10/13/2012

College is Not Supposed to Be Easy

The past two terms where I teach, I have run up against a palpable sense of entitlement that I'm struggling with. It's as if, somewhere along the lines, all the students feel they got a memo that says "Hey, you've paid your tuition, your work here is done." Because it certainly doesn't seem like the majority of them want to expend any effort whatsoever to a) learn and b) pass the class. (The two do not always go hand in hand. I'm sorry to say I have passed a number of students, because they earned the points by the skin of their teeth, who honestly have learned next to nothing.)

Last term I was inundated with cheaters. Bold ones, at that. They copied from the Internet, changed nothing (not even bothering to put their names on the programs - though I guess I prefer that to the one who added the honor code statement to the program before turning it in) and then got ticked at me for turning them in. I had a student review that said, "This teacher accused me of plagiarism simply because my code was identical to code found online." Well, yeah. I did.

Cause here's the thing - it's like the monkeys in a room with typewriters coming up with Shakespeare. If you really do the work all on your own? It's not going to be identical to the stuff online. It may end up similar - but I can tell the difference between similar and copied. I can even tell the difference between copied with a brief attempt to make it different and something someone did on their own.

By the end of the term, I dreaded grading. Dreaded it. And I seriously considered just letting it go - but they pay me to care and to try and ensure some kind of academic rigor. Or at least, that's part of what I think they pay me for (maybe I'm wrong, maybe they just want people to pass classes and keep enrolling in new ones...but I really don't think so. If I ever do feel that way, more than likely I'll quit teaching there.)

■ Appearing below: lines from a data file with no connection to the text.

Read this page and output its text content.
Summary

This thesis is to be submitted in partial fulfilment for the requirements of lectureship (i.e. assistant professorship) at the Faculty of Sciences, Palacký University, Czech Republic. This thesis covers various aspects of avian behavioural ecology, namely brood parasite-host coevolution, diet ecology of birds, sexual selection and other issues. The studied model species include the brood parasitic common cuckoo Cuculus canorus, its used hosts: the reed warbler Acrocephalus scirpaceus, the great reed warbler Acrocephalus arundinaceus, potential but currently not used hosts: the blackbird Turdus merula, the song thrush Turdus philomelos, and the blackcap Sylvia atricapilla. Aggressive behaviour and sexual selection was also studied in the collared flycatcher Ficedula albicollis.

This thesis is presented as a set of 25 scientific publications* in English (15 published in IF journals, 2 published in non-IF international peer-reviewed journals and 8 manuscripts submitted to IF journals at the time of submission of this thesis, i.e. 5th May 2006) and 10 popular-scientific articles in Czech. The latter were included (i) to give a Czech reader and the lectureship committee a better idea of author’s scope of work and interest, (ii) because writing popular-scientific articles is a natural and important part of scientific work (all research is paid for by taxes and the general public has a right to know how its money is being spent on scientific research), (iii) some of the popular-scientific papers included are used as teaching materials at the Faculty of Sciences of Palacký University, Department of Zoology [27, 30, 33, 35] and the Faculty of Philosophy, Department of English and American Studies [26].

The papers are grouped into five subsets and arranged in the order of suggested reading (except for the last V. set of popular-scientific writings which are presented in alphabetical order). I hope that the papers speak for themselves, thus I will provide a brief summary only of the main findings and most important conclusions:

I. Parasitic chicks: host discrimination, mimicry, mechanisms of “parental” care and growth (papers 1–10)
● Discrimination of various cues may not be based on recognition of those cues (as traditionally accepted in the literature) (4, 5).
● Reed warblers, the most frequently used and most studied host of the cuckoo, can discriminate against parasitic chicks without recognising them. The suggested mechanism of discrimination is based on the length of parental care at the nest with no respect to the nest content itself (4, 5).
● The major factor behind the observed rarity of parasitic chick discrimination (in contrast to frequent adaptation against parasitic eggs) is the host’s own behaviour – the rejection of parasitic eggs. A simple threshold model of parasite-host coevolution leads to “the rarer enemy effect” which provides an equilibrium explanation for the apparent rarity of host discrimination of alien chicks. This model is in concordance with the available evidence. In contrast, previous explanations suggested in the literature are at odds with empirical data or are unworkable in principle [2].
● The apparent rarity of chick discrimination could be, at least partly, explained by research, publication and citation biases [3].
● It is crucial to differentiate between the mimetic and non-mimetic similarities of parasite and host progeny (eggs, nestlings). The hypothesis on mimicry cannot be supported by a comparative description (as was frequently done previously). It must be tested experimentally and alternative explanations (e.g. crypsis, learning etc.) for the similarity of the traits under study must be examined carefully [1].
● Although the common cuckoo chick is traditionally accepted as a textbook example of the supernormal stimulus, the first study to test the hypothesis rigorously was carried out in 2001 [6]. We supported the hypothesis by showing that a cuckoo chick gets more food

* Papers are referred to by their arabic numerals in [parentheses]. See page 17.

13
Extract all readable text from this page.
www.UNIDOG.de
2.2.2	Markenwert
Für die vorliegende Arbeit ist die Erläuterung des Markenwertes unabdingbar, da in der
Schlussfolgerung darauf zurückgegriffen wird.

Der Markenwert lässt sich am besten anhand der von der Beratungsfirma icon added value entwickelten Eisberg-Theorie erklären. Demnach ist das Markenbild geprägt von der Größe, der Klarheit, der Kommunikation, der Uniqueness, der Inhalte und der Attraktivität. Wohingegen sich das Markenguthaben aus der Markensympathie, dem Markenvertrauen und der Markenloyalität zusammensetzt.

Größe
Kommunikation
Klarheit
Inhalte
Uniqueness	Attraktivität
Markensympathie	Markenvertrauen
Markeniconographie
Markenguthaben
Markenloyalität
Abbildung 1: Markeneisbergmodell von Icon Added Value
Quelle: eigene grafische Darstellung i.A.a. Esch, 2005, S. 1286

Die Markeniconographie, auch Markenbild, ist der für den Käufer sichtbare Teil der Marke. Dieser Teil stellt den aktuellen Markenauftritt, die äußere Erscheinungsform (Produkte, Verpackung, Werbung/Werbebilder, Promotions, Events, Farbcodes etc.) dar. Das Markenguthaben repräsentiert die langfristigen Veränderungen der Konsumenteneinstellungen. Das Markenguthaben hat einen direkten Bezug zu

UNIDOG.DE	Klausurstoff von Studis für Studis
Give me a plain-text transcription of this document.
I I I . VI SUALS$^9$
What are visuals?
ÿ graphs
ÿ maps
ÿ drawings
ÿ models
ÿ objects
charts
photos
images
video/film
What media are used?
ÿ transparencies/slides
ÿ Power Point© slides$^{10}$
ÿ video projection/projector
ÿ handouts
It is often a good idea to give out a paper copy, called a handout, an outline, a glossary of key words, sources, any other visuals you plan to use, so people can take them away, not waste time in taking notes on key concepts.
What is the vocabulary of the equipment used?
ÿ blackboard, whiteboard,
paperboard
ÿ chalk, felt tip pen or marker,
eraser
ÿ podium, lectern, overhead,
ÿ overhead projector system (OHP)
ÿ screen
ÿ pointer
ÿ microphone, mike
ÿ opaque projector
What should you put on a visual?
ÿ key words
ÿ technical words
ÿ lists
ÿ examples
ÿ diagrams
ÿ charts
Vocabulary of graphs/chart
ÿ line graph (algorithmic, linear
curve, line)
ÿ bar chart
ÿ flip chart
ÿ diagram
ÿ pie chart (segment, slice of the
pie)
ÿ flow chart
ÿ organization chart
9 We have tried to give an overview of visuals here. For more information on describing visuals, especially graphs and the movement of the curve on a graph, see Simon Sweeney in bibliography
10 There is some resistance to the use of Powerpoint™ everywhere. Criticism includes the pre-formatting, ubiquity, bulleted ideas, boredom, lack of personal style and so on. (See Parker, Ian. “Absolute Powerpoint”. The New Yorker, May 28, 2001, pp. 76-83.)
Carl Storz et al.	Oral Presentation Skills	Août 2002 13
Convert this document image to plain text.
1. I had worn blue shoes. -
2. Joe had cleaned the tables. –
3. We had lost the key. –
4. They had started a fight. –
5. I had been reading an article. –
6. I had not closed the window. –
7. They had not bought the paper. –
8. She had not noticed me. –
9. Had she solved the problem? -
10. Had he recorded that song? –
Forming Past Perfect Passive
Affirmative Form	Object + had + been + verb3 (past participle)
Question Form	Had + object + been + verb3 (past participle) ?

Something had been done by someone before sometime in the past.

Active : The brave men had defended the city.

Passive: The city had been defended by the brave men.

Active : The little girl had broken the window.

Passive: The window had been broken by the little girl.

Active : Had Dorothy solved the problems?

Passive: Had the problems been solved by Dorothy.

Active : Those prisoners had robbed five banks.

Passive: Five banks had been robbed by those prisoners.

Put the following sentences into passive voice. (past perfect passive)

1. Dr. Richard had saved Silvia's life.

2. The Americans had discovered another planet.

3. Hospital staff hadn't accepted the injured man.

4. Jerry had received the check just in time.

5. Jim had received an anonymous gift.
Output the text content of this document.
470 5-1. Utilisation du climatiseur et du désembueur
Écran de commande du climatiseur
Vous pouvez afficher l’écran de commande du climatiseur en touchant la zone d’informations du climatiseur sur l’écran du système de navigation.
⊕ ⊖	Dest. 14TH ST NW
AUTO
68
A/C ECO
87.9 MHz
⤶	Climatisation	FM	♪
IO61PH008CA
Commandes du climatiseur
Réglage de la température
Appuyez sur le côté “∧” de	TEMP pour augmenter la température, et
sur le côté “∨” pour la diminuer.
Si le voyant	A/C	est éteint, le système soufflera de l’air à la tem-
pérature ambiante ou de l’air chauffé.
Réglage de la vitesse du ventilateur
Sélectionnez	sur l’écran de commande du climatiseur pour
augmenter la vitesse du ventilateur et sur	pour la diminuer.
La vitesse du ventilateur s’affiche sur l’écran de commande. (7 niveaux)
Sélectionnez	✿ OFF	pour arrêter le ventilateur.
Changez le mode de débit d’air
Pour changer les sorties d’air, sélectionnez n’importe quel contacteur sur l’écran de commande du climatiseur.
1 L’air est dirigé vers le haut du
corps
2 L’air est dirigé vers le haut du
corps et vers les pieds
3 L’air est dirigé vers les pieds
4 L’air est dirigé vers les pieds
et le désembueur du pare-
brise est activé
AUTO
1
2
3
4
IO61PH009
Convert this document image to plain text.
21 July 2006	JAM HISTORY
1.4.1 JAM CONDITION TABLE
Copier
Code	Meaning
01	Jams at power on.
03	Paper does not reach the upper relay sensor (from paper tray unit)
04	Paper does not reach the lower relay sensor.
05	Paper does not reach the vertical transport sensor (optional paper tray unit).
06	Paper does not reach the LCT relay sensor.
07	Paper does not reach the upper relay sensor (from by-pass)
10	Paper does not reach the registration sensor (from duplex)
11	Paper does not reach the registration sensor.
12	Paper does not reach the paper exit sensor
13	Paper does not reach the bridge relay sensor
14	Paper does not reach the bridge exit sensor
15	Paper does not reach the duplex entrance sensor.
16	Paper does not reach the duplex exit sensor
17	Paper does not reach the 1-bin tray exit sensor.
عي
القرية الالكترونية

This term is off to a slightly better start...though I did have one student turn in their program a week late. Written in a language that is not the one we're studying. So far they haven't said anything about the 0 that earned them.

I'm not sure how much longer I'll keep it up, to be honest. I used to really enjoy it. I'm down to mostly enjoying it most of the time. Much less enjoyment and I don't think the annoyance and time will be worth the pittance in my bank account. Even typing that makes me sad, I enjoy being a teacher. But that's really the crux of the issue, I want to be a teacher. Not a cheerleader. Not a police officer. And definitely not a babysitter.